Era el primer cumpleaños en que Rita podía ofrecerles a sus hijos ese regalo. El pastel significaba para ella un esfuerzo muy grande y, orgullosa, nos propuso que entráramos en su vivienda para admirarlo.

Recién desempacado, el pastel estaba en el centro de la mesa, era de dos pisos con un sarape de betún en el medio donde podían leerse los nombres de los festejados y la frase obligada: “¡Felicidades!” Rita nos propuso que al día siguiente, en cuanto llegara su esposo, los acompañáramos a partir el pastel. Todos aplaudimos. Y los gemelos sonrieron con los ojos llenos de lágrimas.

Sorprendida por la reacción, su madre los acarició: “¿qué les pasa? ¿No están contentos de que les haya comprado su pastel relleno de fresas? No crean que a todos los niños su mamá los festeja así. Deberían sentirse felices”.

Por fortuna Jesús, el anfitrión de aquella noche mexicana, nos recordó que su mujer nos estaba esperando en la casa para que siguiéramos con la fiesta y luego añadió: “Rita, véngase con sus hijos. Total, si llega su señor, desde allá podrá verlo”.

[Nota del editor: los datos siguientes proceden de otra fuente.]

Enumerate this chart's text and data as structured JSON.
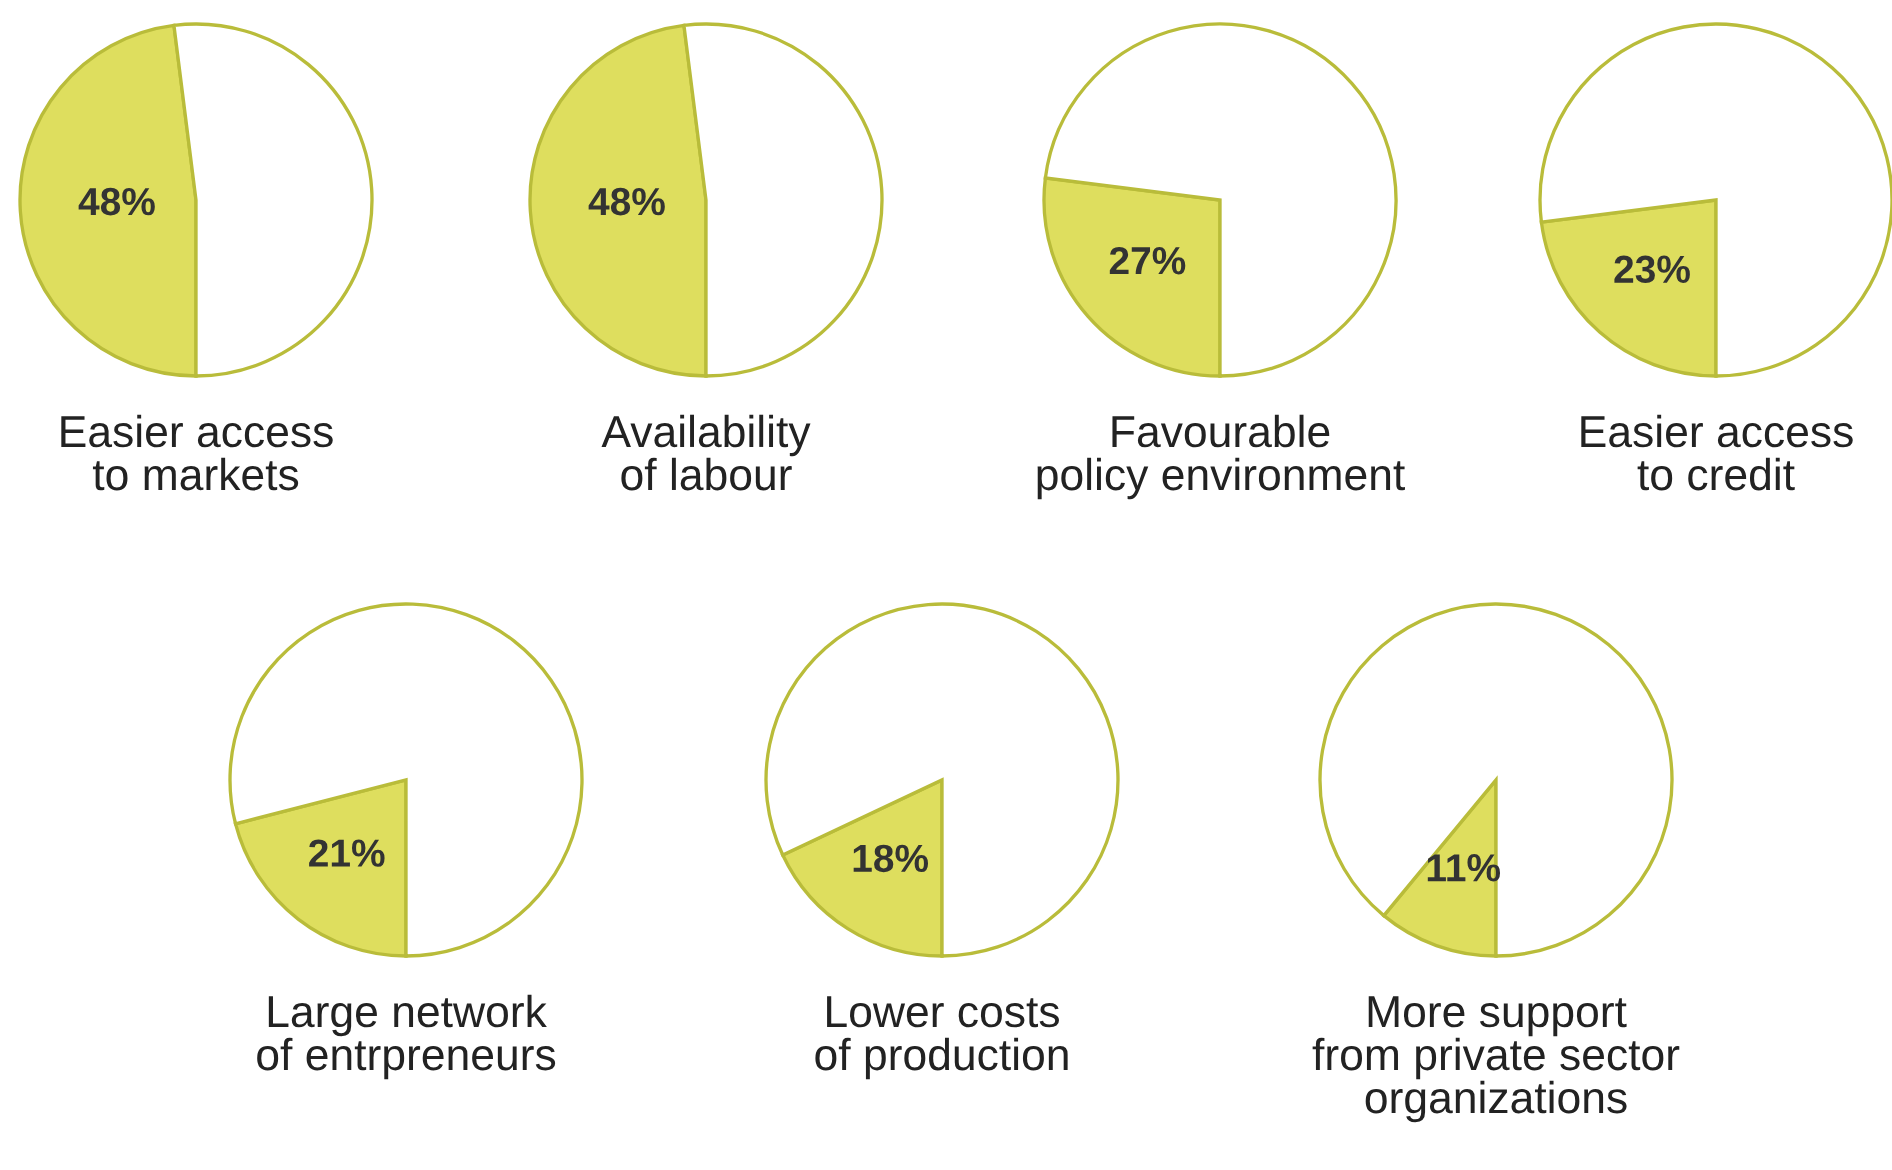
{
  "chart_data": [
    {
      "type": "pie",
      "title": "Easier access\nto markets",
      "categories": [
        null,
        null
      ],
      "values": [
        48,
        52
      ],
      "colors": [
        "#dede5e",
        "#ffffff"
      ],
      "value_labels": [
        "48%",
        null
      ]
    },
    {
      "type": "pie",
      "title": "Availability\nof labour",
      "categories": [
        null,
        null
      ],
      "values": [
        48,
        52
      ],
      "colors": [
        "#dede5e",
        "#ffffff"
      ],
      "value_labels": [
        "48%",
        null
      ]
    },
    {
      "type": "pie",
      "title": "Favourable\npolicy environment",
      "categories": [
        null,
        null
      ],
      "values": [
        27,
        73
      ],
      "colors": [
        "#dede5e",
        "#ffffff"
      ],
      "value_labels": [
        "27%",
        null
      ]
    },
    {
      "type": "pie",
      "title": "Easier access\nto credit",
      "categories": [
        null,
        null
      ],
      "values": [
        23,
        77
      ],
      "colors": [
        "#dede5e",
        "#ffffff"
      ],
      "value_labels": [
        "23%",
        null
      ]
    },
    {
      "type": "pie",
      "title": "Large network\nof entrpreneurs",
      "categories": [
        null,
        null
      ],
      "values": [
        21,
        79
      ],
      "colors": [
        "#dede5e",
        "#ffffff"
      ],
      "value_labels": [
        "21%",
        null
      ]
    },
    {
      "type": "pie",
      "title": "Lower costs\nof production",
      "categories": [
        null,
        null
      ],
      "values": [
        18,
        82
      ],
      "colors": [
        "#dede5e",
        "#ffffff"
      ],
      "value_labels": [
        "18%",
        null
      ]
    },
    {
      "type": "pie",
      "title": "More support\nfrom private sector\norganizations",
      "categories": [
        null,
        null
      ],
      "values": [
        11,
        89
      ],
      "colors": [
        "#dede5e",
        "#ffffff"
      ],
      "value_labels": [
        "11%",
        null
      ]
    }
  ]
}
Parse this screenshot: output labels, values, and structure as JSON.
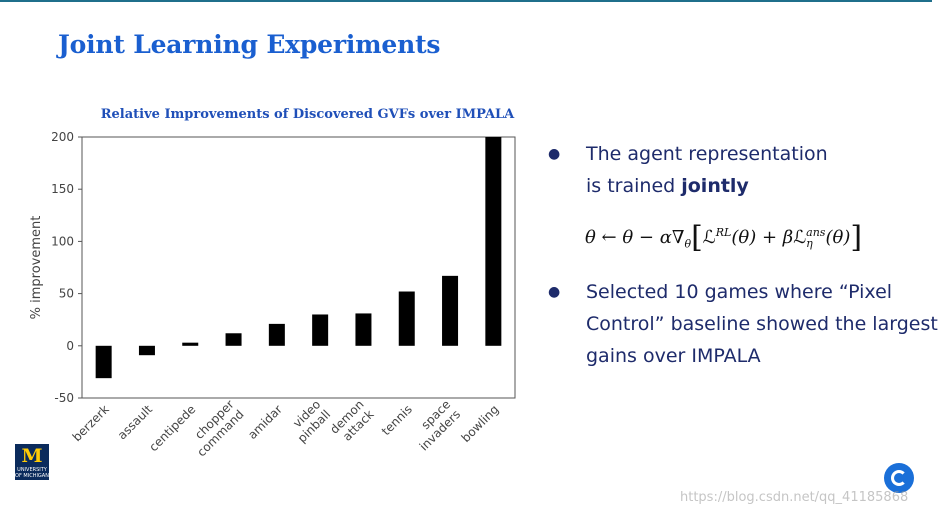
{
  "slide": {
    "title": "Joint Learning Experiments",
    "bullets": [
      {
        "text_a": "The agent representation",
        "text_b": "is trained ",
        "text_b_bold": "jointly"
      },
      {
        "text": "Selected 10 games where “Pixel Control” baseline showed the largest gains over IMPALA"
      }
    ],
    "formula": {
      "lhs": "θ ← θ − α∇",
      "sub_theta": "θ",
      "L_RL": "ℒ",
      "RL": "RL",
      "mid": "(θ) + β",
      "L_ans": "ℒ",
      "ans": "ans",
      "eta": "η",
      "end": "(θ)",
      "open": "[",
      "close": "]"
    },
    "logo_text": "M",
    "logo_sub": "UNIVERSITY OF MICHIGAN",
    "watermark": "https://blog.csdn.net/qq_41185868",
    "colors": {
      "title": "#1a5fd0",
      "text": "#1e2b6b",
      "bar": "#000000",
      "logo_bg": "#0b2b5c",
      "logo_fg": "#ffcb05",
      "deepmind": "#1a6fd8"
    }
  },
  "chart_data": {
    "type": "bar",
    "title": "Relative Improvements of Discovered GVFs over IMPALA",
    "xlabel": "",
    "ylabel": "% improvement",
    "ylim": [
      -50,
      200
    ],
    "yticks": [
      -50,
      0,
      50,
      100,
      150,
      200
    ],
    "categories": [
      "berzerk",
      "assault",
      "centipede",
      "chopper command",
      "amidar",
      "video pinball",
      "demon attack",
      "tennis",
      "space invaders",
      "bowling"
    ],
    "category_lines": [
      [
        "berzerk"
      ],
      [
        "assault"
      ],
      [
        "centipede"
      ],
      [
        "chopper",
        "command"
      ],
      [
        "amidar"
      ],
      [
        "video",
        "pinball"
      ],
      [
        "demon",
        "attack"
      ],
      [
        "tennis"
      ],
      [
        "space",
        "invaders"
      ],
      [
        "bowling"
      ]
    ],
    "values": [
      -31,
      -9,
      3,
      12,
      21,
      30,
      31,
      52,
      67,
      200
    ],
    "grid": false
  }
}
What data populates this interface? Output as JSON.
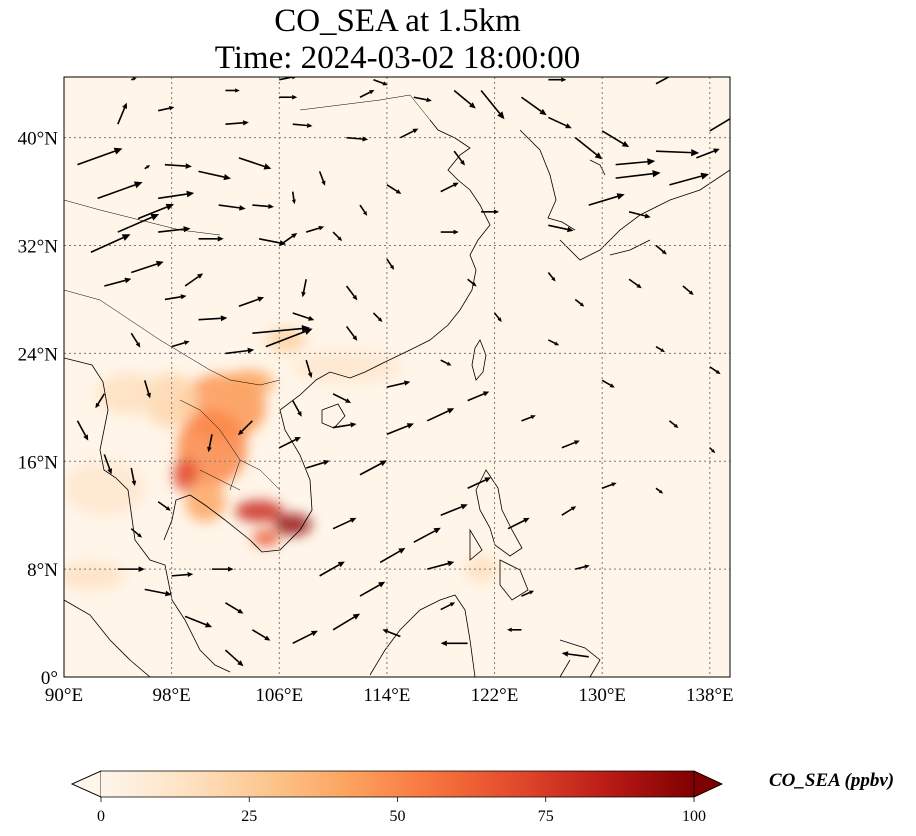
{
  "title": {
    "line1": "CO_SEA at 1.5km",
    "line2": "Time: 2024-03-02 18:00:00"
  },
  "map": {
    "lon_range": [
      90,
      139.5
    ],
    "lat_range": [
      0,
      44.5
    ],
    "x_ticks": [
      {
        "value": 90,
        "label": "90°E"
      },
      {
        "value": 98,
        "label": "98°E"
      },
      {
        "value": 106,
        "label": "106°E"
      },
      {
        "value": 114,
        "label": "114°E"
      },
      {
        "value": 122,
        "label": "122°E"
      },
      {
        "value": 130,
        "label": "130°E"
      },
      {
        "value": 138,
        "label": "138°E"
      }
    ],
    "y_ticks": [
      {
        "value": 0,
        "label": "0°"
      },
      {
        "value": 8,
        "label": "8°N"
      },
      {
        "value": 16,
        "label": "16°N"
      },
      {
        "value": 24,
        "label": "24°N"
      },
      {
        "value": 32,
        "label": "32°N"
      },
      {
        "value": 40,
        "label": "40°N"
      }
    ],
    "gridlines": true,
    "background_color": "#fff5e8",
    "co_hotspots": [
      {
        "lon": 101.8,
        "lat": 20.0,
        "rlon": 3.2,
        "rlat": 2.5,
        "value": 45
      },
      {
        "lon": 101.0,
        "lat": 17.0,
        "rlon": 2.6,
        "rlat": 2.8,
        "value": 50
      },
      {
        "lon": 99.0,
        "lat": 15.0,
        "rlon": 0.9,
        "rlat": 1.2,
        "value": 70
      },
      {
        "lon": 104.5,
        "lat": 12.3,
        "rlon": 1.8,
        "rlat": 0.8,
        "value": 80
      },
      {
        "lon": 107.0,
        "lat": 11.3,
        "rlon": 1.4,
        "rlat": 0.8,
        "value": 95
      },
      {
        "lon": 105.0,
        "lat": 10.3,
        "rlon": 1.0,
        "rlat": 0.6,
        "value": 65
      },
      {
        "lon": 103.8,
        "lat": 21.8,
        "rlon": 1.8,
        "rlat": 1.0,
        "value": 40
      },
      {
        "lon": 106.5,
        "lat": 25.0,
        "rlon": 1.5,
        "rlat": 0.9,
        "value": 22
      },
      {
        "lon": 98.0,
        "lat": 20.5,
        "rlon": 2.0,
        "rlat": 2.0,
        "value": 20
      },
      {
        "lon": 95.0,
        "lat": 21.0,
        "rlon": 2.5,
        "rlat": 1.5,
        "value": 15
      },
      {
        "lon": 93.0,
        "lat": 14.0,
        "rlon": 3.0,
        "rlat": 2.0,
        "value": 10
      },
      {
        "lon": 92.0,
        "lat": 7.5,
        "rlon": 2.5,
        "rlat": 1.0,
        "value": 14
      },
      {
        "lon": 111.0,
        "lat": 23.0,
        "rlon": 4.0,
        "rlat": 1.2,
        "value": 10
      },
      {
        "lon": 121.0,
        "lat": 8.0,
        "rlon": 1.2,
        "rlat": 1.0,
        "value": 15
      },
      {
        "lon": 100.5,
        "lat": 13.0,
        "rlon": 1.5,
        "rlat": 1.5,
        "value": 40
      }
    ],
    "wind_vectors": [
      [
        91,
        38,
        2.5,
        0.9
      ],
      [
        92.5,
        35.5,
        2.5,
        0.9
      ],
      [
        94,
        33,
        2.3,
        1.0
      ],
      [
        92,
        31.5,
        2.2,
        1.0
      ],
      [
        95.5,
        34,
        2.0,
        0.8
      ],
      [
        97,
        35.5,
        2.0,
        0.3
      ],
      [
        97.5,
        38,
        1.5,
        -0.1
      ],
      [
        100,
        37.5,
        1.8,
        -0.4
      ],
      [
        103,
        38.5,
        1.8,
        -0.6
      ],
      [
        101.5,
        35,
        1.5,
        -0.2
      ],
      [
        104,
        35,
        1.2,
        -0.1
      ],
      [
        104.5,
        32.5,
        1.5,
        -0.3
      ],
      [
        100,
        32.5,
        1.4,
        0
      ],
      [
        97,
        33,
        1.8,
        0.2
      ],
      [
        95,
        30,
        1.8,
        0.6
      ],
      [
        93,
        29,
        1.5,
        0.4
      ],
      [
        97.5,
        28,
        1.2,
        0.2
      ],
      [
        100,
        26.5,
        1.6,
        0.1
      ],
      [
        103,
        27.5,
        1.4,
        0.5
      ],
      [
        107,
        27,
        1.2,
        -0.4
      ],
      [
        104,
        25.5,
        3.2,
        0.3
      ],
      [
        105,
        24.5,
        2.6,
        1.0
      ],
      [
        102,
        24,
        1.6,
        0.2
      ],
      [
        98,
        24.5,
        1.0,
        0.3
      ],
      [
        95,
        25.5,
        0.5,
        -0.8
      ],
      [
        96,
        22,
        0.3,
        -1.0
      ],
      [
        93,
        21,
        -0.5,
        -0.8
      ],
      [
        91,
        19,
        0.6,
        -1.1
      ],
      [
        93,
        16.5,
        0.4,
        -1.1
      ],
      [
        95,
        15.5,
        0.2,
        -1.0
      ],
      [
        97,
        13,
        0.7,
        -0.5
      ],
      [
        95,
        11,
        0.6,
        -0.5
      ],
      [
        94,
        8,
        1.5,
        0
      ],
      [
        96,
        6.5,
        1.5,
        -0.3
      ],
      [
        99,
        4.5,
        1.5,
        -0.6
      ],
      [
        98,
        7.5,
        1.2,
        0.1
      ],
      [
        101,
        8,
        1.2,
        0
      ],
      [
        102,
        5.5,
        1.0,
        -0.6
      ],
      [
        104,
        3.5,
        1.0,
        -0.6
      ],
      [
        102,
        2,
        1.0,
        -0.9
      ],
      [
        107,
        2.5,
        1.4,
        0.7
      ],
      [
        110,
        3.5,
        1.5,
        0.9
      ],
      [
        112,
        6,
        1.4,
        0.8
      ],
      [
        109,
        7.5,
        1.4,
        0.8
      ],
      [
        113.5,
        8.5,
        1.4,
        0.8
      ],
      [
        116,
        10,
        1.5,
        0.8
      ],
      [
        118,
        12,
        1.5,
        0.6
      ],
      [
        117,
        8,
        1.5,
        0.4
      ],
      [
        110,
        11,
        1.3,
        0.6
      ],
      [
        112,
        15,
        1.5,
        0.8
      ],
      [
        108,
        15.5,
        1.3,
        0.4
      ],
      [
        106,
        17,
        1.2,
        0.6
      ],
      [
        110,
        18.5,
        1.3,
        0.2
      ],
      [
        114,
        18,
        1.5,
        0.6
      ],
      [
        117,
        19,
        1.5,
        0.7
      ],
      [
        120,
        20.5,
        1.2,
        0.5
      ],
      [
        124,
        19,
        0.8,
        0.3
      ],
      [
        127,
        17,
        1.0,
        0.4
      ],
      [
        130,
        14,
        0.8,
        0.3
      ],
      [
        127,
        12,
        0.8,
        0.5
      ],
      [
        123,
        11,
        1.2,
        0.6
      ],
      [
        120,
        14,
        1.3,
        0.6
      ],
      [
        114,
        21.5,
        1.3,
        0.3
      ],
      [
        110,
        21,
        1.0,
        -0.5
      ],
      [
        107,
        20.5,
        0.5,
        -0.9
      ],
      [
        104,
        19,
        -0.8,
        -0.8
      ],
      [
        101,
        18,
        -0.2,
        -1.0
      ],
      [
        108,
        23.5,
        0.3,
        -1.0
      ],
      [
        111,
        26,
        0.6,
        -0.8
      ],
      [
        108,
        29.5,
        -0.2,
        -1.0
      ],
      [
        111,
        29,
        0.6,
        -0.8
      ],
      [
        113,
        27,
        0.5,
        -0.5
      ],
      [
        114,
        31,
        0.4,
        -0.6
      ],
      [
        110,
        33,
        0.5,
        -0.5
      ],
      [
        112,
        35,
        0.4,
        -0.6
      ],
      [
        107,
        36,
        0.1,
        -0.7
      ],
      [
        106,
        32,
        1.0,
        0.7
      ],
      [
        108,
        33,
        1.0,
        0.3
      ],
      [
        114,
        36.5,
        0.8,
        -0.5
      ],
      [
        118,
        36,
        1.0,
        0.5
      ],
      [
        118,
        33,
        1.0,
        0
      ],
      [
        121,
        34.5,
        1.0,
        0
      ],
      [
        119,
        39,
        0.6,
        -0.8
      ],
      [
        115,
        40,
        1.0,
        0.5
      ],
      [
        111,
        40,
        1.2,
        -0.1
      ],
      [
        112,
        43,
        0.8,
        0.4
      ],
      [
        116,
        43,
        1.0,
        -0.2
      ],
      [
        119,
        43.5,
        1.2,
        -1.0
      ],
      [
        121,
        43.5,
        1.3,
        -1.6
      ],
      [
        124,
        43,
        1.4,
        -1.0
      ],
      [
        126,
        41.5,
        1.3,
        -0.6
      ],
      [
        128,
        40,
        1.5,
        -1.2
      ],
      [
        130,
        40.5,
        1.5,
        -0.9
      ],
      [
        131,
        38,
        2.2,
        0.2
      ],
      [
        134,
        39,
        2.4,
        -0.1
      ],
      [
        135,
        36.5,
        2.2,
        0.6
      ],
      [
        137,
        38.5,
        1.3,
        0.5
      ],
      [
        138,
        40.5,
        1.5,
        0.9
      ],
      [
        131,
        37,
        2.5,
        0.3
      ],
      [
        129,
        35,
        2.0,
        0.6
      ],
      [
        126,
        33.5,
        1.4,
        -0.3
      ],
      [
        132,
        34.5,
        1.2,
        -0.3
      ],
      [
        134,
        32,
        0.6,
        -0.5
      ],
      [
        136,
        29,
        0.6,
        -0.5
      ],
      [
        132,
        29.5,
        0.7,
        -0.5
      ],
      [
        128,
        28,
        0.5,
        -0.4
      ],
      [
        126,
        25,
        0.6,
        -0.3
      ],
      [
        130,
        22,
        0.7,
        -0.4
      ],
      [
        134,
        24.5,
        0.5,
        -0.3
      ],
      [
        138,
        23,
        0.6,
        -0.4
      ],
      [
        135,
        19,
        0.5,
        -0.4
      ],
      [
        138,
        17,
        0.3,
        -0.3
      ],
      [
        134,
        14,
        0.4,
        -0.3
      ],
      [
        128,
        8,
        0.8,
        0.2
      ],
      [
        124,
        6,
        0.7,
        0.3
      ],
      [
        118,
        5,
        0.8,
        0.4
      ],
      [
        120,
        2.5,
        -1.5,
        0
      ],
      [
        115,
        3,
        -1.0,
        0.4
      ],
      [
        124,
        3.5,
        -0.8,
        0
      ],
      [
        129,
        1.5,
        -1.5,
        0.2
      ],
      [
        126,
        30,
        0.4,
        -0.5
      ],
      [
        122,
        27,
        0.4,
        -0.5
      ],
      [
        120,
        29.5,
        0.5,
        -0.4
      ],
      [
        118,
        23.5,
        0.6,
        -0.3
      ],
      [
        102,
        41,
        1.3,
        0.1
      ],
      [
        107,
        41,
        1.1,
        -0.1
      ],
      [
        106,
        43,
        1.0,
        0
      ],
      [
        102,
        43.5,
        0.8,
        0
      ],
      [
        97,
        42,
        0.9,
        0.2
      ],
      [
        94,
        41,
        0.5,
        1.2
      ],
      [
        95,
        44.3,
        0.3,
        0.1
      ],
      [
        106,
        44.3,
        1.0,
        0.2
      ],
      [
        113,
        44.3,
        0.8,
        -0.3
      ],
      [
        126,
        44.3,
        1.0,
        0
      ],
      [
        134,
        44,
        1.5,
        0.8
      ],
      [
        99,
        29,
        1.0,
        0.7
      ],
      [
        109,
        37.5,
        0.3,
        -0.8
      ],
      [
        96,
        37.7,
        0.3,
        0.2
      ]
    ]
  },
  "colorbar": {
    "label": "CO_SEA (ppbv)",
    "min": 0,
    "max": 100,
    "extend": "both",
    "ticks": [
      {
        "value": 0,
        "label": "0"
      },
      {
        "value": 25,
        "label": "25"
      },
      {
        "value": 50,
        "label": "50"
      },
      {
        "value": 75,
        "label": "75"
      },
      {
        "value": 100,
        "label": "100"
      }
    ],
    "colors": [
      "#fff5eb",
      "#fee2c3",
      "#fdc58c",
      "#fd9f5a",
      "#f6703c",
      "#e0452c",
      "#b91a16",
      "#7f0000"
    ]
  }
}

Rita se negó en nombre propio y en el de los gemelos; según ella sólo una vez al año era posible, casi seguro, que su esposo regresara. Después de tantos años de ausencia por lo menos se merecía la amabilidad de que lo esperaran.

El padre de los gemelos tampoco llegó el 16 de sepiembre. Apenados, los acompañamos a partir el pastel. Aún estaba fresco, era esponjoso y dulce, pero creo que para los gemelos tenía el más amargo de los sabores: el de la ausencia.

Cada vez que recuerdo a Claudio y Erubiel aquilato su valor y el inmenso esfuerzo que tuvieron que hacer para fingir ante Rita que creían en sus historias y en que algún l6 de septiembre el padre inexistente iba a volver para celebrarles su cumpleaños.